A review by icecubecat
The Red and the Black by Stendhal

5.0

A book like no other and one that will leave a mark on me forever.

Stendhal's masterfully written work follows the rise and fall of a young down-and-out blessed with intelligence and beauty as he tries to rise in a society that looks down on him.

Julien is filled with all the vice, love, ambition and high ideas of a young man but is met with a jaded world where hypocrisy reigns and a man like him is despised.

To avoid this scorn to advance his lot he has to put on many guises which in part engulf his identity and the line between performance and his true feelings blur.

Stendhal explores this complex blurring through his psychological mastery as he delves into the explicit and hidden motives of his characters by way of their interaction with the world around them.

The book is just as meaningful today as when it was written, many of the problems plaguing French society Stendhal explores are relevant today; boredom, jealousy, greed and jadedness.
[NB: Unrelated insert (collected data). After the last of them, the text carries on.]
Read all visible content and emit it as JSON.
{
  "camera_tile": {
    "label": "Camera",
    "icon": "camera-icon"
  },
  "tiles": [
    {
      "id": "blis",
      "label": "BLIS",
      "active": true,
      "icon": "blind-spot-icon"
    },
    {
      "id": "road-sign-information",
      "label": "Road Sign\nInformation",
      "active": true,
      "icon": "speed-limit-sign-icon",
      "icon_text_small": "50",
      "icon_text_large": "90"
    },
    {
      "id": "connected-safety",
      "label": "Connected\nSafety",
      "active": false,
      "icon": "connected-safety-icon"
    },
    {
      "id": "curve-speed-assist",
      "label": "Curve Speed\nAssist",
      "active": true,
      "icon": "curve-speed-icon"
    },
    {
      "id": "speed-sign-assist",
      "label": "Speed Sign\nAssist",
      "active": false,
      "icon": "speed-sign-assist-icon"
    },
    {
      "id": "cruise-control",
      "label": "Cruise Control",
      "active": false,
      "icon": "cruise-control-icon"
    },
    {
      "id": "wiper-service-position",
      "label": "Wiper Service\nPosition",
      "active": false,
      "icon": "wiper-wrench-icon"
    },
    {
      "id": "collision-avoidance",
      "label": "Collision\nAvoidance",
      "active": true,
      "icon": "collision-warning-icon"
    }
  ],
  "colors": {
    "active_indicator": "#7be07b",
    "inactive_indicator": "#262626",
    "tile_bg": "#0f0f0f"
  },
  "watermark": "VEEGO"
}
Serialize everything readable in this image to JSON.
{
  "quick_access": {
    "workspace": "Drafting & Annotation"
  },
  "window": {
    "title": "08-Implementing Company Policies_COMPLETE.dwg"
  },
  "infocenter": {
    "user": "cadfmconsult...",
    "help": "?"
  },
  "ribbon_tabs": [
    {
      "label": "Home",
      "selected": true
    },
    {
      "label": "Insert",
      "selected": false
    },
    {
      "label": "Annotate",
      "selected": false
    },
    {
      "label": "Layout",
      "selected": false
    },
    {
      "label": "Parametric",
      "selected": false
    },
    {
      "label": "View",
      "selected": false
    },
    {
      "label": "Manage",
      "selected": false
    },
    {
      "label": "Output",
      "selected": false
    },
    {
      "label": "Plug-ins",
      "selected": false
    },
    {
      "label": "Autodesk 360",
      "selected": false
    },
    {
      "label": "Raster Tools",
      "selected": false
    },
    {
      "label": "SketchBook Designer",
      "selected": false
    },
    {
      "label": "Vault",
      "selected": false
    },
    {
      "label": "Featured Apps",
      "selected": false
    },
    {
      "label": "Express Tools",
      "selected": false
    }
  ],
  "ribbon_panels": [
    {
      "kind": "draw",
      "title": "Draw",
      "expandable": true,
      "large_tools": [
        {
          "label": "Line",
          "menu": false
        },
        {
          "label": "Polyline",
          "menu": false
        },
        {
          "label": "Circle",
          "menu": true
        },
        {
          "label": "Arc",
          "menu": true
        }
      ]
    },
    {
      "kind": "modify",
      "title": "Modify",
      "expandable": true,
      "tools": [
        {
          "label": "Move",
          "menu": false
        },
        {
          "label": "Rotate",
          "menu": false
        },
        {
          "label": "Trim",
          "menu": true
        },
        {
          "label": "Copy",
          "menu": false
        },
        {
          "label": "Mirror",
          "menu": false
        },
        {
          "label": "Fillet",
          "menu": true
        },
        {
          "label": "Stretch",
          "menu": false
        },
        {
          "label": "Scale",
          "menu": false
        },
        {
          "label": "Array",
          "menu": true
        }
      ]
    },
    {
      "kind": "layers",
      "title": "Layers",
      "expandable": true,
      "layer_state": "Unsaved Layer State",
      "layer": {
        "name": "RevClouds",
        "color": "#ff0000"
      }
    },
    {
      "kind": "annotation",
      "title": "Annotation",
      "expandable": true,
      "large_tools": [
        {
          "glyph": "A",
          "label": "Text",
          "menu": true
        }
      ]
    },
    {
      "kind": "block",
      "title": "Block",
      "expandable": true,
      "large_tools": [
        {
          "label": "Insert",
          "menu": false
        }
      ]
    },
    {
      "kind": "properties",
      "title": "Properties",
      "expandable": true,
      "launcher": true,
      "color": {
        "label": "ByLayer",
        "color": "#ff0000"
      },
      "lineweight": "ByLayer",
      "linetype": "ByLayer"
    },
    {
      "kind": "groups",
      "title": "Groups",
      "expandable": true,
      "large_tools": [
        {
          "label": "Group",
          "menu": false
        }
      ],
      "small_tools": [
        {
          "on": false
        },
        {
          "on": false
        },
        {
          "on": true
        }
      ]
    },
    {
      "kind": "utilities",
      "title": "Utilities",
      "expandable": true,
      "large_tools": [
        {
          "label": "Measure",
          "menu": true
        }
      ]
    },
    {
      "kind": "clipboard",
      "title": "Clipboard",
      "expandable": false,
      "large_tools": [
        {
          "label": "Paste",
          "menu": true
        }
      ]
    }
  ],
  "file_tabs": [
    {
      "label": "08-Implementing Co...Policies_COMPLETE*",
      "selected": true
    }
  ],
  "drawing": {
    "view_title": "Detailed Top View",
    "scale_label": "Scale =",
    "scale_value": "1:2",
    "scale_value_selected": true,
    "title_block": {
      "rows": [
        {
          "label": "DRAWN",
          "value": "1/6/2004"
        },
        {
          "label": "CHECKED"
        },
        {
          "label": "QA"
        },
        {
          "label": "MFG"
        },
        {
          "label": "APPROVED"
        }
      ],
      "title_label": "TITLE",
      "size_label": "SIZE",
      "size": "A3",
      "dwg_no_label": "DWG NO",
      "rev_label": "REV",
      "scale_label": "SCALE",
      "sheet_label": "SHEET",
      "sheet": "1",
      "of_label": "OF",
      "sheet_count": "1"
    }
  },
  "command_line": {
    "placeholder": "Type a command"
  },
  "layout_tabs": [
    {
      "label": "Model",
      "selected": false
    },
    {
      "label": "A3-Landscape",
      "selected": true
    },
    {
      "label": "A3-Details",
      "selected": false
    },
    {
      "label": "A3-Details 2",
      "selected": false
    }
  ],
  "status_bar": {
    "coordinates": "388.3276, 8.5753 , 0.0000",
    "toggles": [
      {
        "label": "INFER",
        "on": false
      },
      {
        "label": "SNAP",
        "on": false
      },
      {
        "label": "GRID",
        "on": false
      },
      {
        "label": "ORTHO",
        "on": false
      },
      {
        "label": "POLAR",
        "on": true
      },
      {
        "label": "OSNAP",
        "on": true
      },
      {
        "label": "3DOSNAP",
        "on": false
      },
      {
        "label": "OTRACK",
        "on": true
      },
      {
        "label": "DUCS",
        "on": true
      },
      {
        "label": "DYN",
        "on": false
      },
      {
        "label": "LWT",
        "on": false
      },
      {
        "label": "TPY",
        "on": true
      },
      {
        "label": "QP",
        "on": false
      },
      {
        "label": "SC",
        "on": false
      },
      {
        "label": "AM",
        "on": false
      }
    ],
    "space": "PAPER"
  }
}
That's what makes this work so charming, as Julien comes to loggerheads with this world sharing so many problems with our own you can't help but feel drawn to his character like so many other of the characters, also exhausted by their society.

In doing so you sympathise with him through his faults and his downfall despite his actions.

That is Stendhal's great skill, to make you question a broken society and those like Julien who seek to change it by any means necessary.